Everyone with an invisible disability deserves support. 

Everyone with a visible disability deserves support. 

Everyone with a chronic illness deserves support. 

Everyone with a mental illness deserves support. 

But it’s true … Finding and getting help is hard for anyone with a disability. 

Having An Invisible Disability Can Make it extra Hard To Get The Services You Need. 

Because our symptoms are sporadic or underneath the surface it can be a horrific process to get the services we need. 

Doctors might not believe us about the seriousness of our symptoms. 

Governmental agencies might not recognize our disability as worthy of aid.

Family members and loved ones might tell us to just get it together or stop exaggerating. 

It can be exhausting 

When I am depressed, or exhausted from not sleeping, or in a flare up of pain I do not have extra energy for extra effort to fight for help. 

It can be frustrating trying to jump through the right hoops. It can be confusing When my brain is foggy and my anxiety is out of control I don’t have the mental clarity to keep everything in order!

It can be embarrassing having to outline and rehash how your daily life is affected by your condition. 

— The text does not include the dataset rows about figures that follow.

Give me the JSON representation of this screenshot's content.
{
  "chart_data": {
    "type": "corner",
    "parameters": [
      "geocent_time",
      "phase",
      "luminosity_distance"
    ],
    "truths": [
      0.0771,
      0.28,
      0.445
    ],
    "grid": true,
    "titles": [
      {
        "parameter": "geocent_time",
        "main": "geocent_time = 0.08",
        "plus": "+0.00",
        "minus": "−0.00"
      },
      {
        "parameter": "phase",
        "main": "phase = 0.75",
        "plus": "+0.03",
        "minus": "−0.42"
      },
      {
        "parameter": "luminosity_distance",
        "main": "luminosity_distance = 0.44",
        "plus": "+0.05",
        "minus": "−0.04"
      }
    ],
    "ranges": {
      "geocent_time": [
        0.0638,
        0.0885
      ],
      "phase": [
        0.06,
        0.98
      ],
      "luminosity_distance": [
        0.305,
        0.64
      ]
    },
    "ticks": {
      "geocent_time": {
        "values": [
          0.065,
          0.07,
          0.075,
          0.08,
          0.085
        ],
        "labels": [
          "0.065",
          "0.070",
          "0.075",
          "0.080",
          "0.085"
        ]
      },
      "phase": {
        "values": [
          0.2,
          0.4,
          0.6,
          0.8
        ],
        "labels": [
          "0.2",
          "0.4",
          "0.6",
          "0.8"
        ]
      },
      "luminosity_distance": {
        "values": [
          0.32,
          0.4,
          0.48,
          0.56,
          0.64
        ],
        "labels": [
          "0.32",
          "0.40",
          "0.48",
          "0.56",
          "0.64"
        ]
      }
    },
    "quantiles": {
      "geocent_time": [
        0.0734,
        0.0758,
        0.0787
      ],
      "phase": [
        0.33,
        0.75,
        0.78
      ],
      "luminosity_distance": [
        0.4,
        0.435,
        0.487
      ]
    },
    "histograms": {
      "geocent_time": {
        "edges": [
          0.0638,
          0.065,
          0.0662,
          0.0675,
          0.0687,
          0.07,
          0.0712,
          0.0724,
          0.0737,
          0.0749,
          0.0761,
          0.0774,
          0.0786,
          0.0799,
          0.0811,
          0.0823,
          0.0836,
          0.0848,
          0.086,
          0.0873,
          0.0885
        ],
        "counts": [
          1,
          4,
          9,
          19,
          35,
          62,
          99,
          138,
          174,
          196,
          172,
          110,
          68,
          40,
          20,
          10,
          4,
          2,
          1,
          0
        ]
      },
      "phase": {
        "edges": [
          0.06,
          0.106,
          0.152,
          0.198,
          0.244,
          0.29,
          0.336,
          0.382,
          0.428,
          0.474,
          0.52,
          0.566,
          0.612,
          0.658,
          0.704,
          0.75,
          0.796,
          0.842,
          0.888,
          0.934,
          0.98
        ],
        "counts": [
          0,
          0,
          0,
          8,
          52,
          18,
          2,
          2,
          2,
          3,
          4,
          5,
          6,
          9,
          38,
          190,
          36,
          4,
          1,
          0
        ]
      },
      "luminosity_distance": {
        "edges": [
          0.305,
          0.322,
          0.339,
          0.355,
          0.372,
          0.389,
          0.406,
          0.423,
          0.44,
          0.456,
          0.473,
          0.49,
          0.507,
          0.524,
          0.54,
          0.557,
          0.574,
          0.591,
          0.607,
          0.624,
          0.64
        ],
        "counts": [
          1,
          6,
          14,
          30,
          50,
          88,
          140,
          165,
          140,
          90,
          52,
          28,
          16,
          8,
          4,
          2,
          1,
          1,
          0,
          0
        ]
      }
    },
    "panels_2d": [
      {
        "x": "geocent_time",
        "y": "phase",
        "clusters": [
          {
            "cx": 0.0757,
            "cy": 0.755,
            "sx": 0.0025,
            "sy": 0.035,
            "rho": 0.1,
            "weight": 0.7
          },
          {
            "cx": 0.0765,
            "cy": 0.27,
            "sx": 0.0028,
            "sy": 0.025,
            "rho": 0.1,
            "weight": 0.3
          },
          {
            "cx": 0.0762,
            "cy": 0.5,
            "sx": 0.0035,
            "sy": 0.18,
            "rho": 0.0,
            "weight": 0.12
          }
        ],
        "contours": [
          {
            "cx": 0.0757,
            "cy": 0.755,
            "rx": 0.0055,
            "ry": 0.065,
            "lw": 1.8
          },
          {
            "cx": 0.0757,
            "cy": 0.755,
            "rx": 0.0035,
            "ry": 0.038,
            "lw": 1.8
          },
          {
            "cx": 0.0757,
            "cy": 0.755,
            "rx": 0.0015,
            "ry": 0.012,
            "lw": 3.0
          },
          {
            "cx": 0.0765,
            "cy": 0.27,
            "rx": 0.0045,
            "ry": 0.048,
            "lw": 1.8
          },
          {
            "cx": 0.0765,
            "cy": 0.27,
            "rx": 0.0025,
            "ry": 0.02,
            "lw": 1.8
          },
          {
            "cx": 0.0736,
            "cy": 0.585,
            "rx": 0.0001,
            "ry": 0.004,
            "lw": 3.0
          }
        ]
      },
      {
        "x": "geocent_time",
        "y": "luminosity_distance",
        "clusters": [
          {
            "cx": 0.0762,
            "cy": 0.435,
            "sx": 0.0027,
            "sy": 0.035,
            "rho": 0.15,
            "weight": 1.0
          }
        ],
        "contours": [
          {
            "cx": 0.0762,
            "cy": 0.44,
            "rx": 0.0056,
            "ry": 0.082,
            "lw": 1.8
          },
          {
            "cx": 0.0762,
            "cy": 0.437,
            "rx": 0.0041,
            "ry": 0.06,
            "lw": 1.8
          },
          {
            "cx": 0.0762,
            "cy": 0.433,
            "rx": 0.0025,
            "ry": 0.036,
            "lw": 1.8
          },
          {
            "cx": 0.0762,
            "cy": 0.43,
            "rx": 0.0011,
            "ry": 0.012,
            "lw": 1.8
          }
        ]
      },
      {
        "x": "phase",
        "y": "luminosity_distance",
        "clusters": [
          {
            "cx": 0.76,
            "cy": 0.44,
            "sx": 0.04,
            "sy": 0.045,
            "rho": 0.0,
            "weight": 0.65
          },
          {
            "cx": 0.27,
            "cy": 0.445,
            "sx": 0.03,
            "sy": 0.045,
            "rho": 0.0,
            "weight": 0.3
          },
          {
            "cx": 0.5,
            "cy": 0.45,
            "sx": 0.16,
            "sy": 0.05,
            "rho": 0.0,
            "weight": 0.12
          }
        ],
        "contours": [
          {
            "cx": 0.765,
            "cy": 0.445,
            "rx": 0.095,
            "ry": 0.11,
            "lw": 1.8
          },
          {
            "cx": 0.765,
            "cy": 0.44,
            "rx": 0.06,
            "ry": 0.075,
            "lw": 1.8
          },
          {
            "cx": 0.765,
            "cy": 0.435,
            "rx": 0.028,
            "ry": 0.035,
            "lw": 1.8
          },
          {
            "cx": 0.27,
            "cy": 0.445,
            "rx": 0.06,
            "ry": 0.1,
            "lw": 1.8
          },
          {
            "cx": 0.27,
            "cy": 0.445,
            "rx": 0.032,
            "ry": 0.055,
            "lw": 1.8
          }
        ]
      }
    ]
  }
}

It can be upsetting talking about the trauma that caused my PTSD over and over again, talking about my weight, talking about my personal life - it’s re-traumatizing.

The struggle is REAL!

I think the next thing I have to say is: Disabled People Are The Only Experts On Disability!

This part is for everyone - for those with disabilities, for doctors, for caseworkers, for therapists, for friends, for family members, and for society! 

To my friends who are living with an invisible disability 

I believe you. 

If you are struggling you are struggling. Don’t give up on finding the support you need. The support you deserve. You are the expert on your life. You know the challenges you are facing. Fight for yourself! 

And if you can’t fight for yourself, find someone who will fight with or for you! 

To the professional listening  you have a hard job. I recognize that. You see a lot of patients. You deal with a lot of red tape. 

But you too can choose to fight for those with disabilities, whether visible or invisible. 

One of the most frustrating parts of my fight for assistance in discovering and dealing with my disability was that doctors just wanted to give me a pill for one symptom and send me on my way. 

Doctors be bold, dig deeper, fight for your patient!

Insurance companies- oh don’t get me started on you. 

Family members and friends and society I’ll give you this thought:

Treat people like human beings 

You want to know How you should Treat a person With an Invisible Disability? 

You want to know How you should Treat a person with a Visible disability ? 

Treat everyone like the valuable, worthy, precious soul that they are - because disabled or not we are all human beings.